Trademarks are brand names for goods or services that are owned and controlled by the owners of those terms. Contrary to some of the comments, the use of trademarks without the owners permission may be a violation of rights, even when the unauthorized user is not a direct competitor doing it for moneymaking purposes. Publishers and dictionaries are often challenged when they use a brand name for goods not from that brand's owner.
Genericized trademarks are terms that used to be owned by one source, but that owner has lost ownership, most often because they did not exercise control over that mark, either in their own use or in the use by others. Classic examples of that are escalator (formerly owned by Otis), aspirin (formerly owned by Bayer), and zipper (formerly owned by Goodrich).
There are many brands that are often used in common speech in a generic way. If the owner is careful to prevent commercial usage, they may preserve their ownership and control. Kleenex, Band-aid and Xerox are all terms that are often informally used to refer to their generic equivalents, but there owners continue to protect them, and they cannot be used in commercial materials as the descriptor of the generic.

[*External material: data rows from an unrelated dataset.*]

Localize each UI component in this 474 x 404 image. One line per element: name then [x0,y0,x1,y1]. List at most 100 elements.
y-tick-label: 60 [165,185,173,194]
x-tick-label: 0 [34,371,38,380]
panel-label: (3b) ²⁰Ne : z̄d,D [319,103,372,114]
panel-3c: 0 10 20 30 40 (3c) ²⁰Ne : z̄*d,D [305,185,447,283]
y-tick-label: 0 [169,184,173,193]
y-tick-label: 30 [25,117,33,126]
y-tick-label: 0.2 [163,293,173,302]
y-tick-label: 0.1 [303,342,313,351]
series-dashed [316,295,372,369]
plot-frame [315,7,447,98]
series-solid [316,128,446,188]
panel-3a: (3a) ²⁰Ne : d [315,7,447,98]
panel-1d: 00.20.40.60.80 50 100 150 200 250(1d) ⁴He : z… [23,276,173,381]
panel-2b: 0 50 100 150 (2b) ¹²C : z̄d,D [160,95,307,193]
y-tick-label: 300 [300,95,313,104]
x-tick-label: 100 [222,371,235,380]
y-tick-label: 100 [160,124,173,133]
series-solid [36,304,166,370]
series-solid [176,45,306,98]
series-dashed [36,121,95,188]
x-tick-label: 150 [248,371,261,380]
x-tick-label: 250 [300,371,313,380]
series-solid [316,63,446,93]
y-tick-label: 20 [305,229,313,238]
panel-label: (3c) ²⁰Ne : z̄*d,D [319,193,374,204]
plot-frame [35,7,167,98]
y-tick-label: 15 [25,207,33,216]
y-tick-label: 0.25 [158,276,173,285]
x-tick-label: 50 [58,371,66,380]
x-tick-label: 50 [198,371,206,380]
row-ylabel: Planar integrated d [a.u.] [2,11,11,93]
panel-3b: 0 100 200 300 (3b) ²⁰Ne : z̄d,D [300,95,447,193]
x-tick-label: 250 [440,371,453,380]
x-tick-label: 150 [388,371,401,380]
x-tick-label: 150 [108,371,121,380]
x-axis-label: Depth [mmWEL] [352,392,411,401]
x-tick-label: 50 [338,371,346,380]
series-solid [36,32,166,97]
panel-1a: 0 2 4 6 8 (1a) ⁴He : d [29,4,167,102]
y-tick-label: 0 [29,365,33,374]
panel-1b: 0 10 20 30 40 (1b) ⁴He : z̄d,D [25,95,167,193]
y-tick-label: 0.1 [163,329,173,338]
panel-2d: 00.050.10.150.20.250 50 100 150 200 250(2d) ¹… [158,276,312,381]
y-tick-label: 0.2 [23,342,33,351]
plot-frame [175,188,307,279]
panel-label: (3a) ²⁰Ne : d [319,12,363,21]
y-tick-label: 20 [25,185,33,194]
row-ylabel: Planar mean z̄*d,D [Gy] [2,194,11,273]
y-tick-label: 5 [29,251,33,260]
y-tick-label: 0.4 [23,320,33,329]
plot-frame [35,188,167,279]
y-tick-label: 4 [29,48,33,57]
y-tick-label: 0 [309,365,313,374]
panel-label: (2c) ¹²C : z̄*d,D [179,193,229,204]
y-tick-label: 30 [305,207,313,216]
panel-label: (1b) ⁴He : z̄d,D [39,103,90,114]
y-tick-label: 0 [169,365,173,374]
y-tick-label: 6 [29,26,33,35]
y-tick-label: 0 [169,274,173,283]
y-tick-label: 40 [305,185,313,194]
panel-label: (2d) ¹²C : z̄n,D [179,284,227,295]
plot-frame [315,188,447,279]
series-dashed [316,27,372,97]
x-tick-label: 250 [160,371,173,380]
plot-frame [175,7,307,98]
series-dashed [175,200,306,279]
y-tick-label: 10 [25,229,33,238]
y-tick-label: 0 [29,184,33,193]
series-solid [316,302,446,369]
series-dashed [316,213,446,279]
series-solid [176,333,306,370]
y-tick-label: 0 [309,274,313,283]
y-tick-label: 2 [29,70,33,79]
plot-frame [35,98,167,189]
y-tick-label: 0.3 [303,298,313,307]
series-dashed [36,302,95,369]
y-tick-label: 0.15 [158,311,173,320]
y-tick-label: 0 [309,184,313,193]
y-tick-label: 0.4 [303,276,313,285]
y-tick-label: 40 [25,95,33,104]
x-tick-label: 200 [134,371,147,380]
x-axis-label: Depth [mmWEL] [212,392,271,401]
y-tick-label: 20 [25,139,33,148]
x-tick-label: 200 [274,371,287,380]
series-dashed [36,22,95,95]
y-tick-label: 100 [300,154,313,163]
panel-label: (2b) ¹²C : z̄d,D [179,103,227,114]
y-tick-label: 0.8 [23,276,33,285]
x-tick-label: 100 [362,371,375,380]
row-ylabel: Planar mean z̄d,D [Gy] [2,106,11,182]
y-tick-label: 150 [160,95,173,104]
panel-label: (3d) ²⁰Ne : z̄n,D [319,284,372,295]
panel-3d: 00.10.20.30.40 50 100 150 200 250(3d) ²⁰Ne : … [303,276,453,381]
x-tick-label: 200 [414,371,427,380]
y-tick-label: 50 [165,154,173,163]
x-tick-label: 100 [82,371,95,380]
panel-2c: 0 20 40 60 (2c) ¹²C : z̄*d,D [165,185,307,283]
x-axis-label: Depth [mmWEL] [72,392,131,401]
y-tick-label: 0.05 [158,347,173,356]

True generic terms are the basic descriptors of goods or services that were never trademarks. Facial tissue, bandage and photocopying are all basic generic terms.
The hard-core trademark purists even go so far as to suggest that, when using trademarks, you should combine the trademark with the generic term, as in LEGO® toy building blocks, or Kleenex® facial tissues.
Unfortunately, you cannot use the term genericize to refer to the use or selection of a generic term since that means to convert a trademark into a generic term.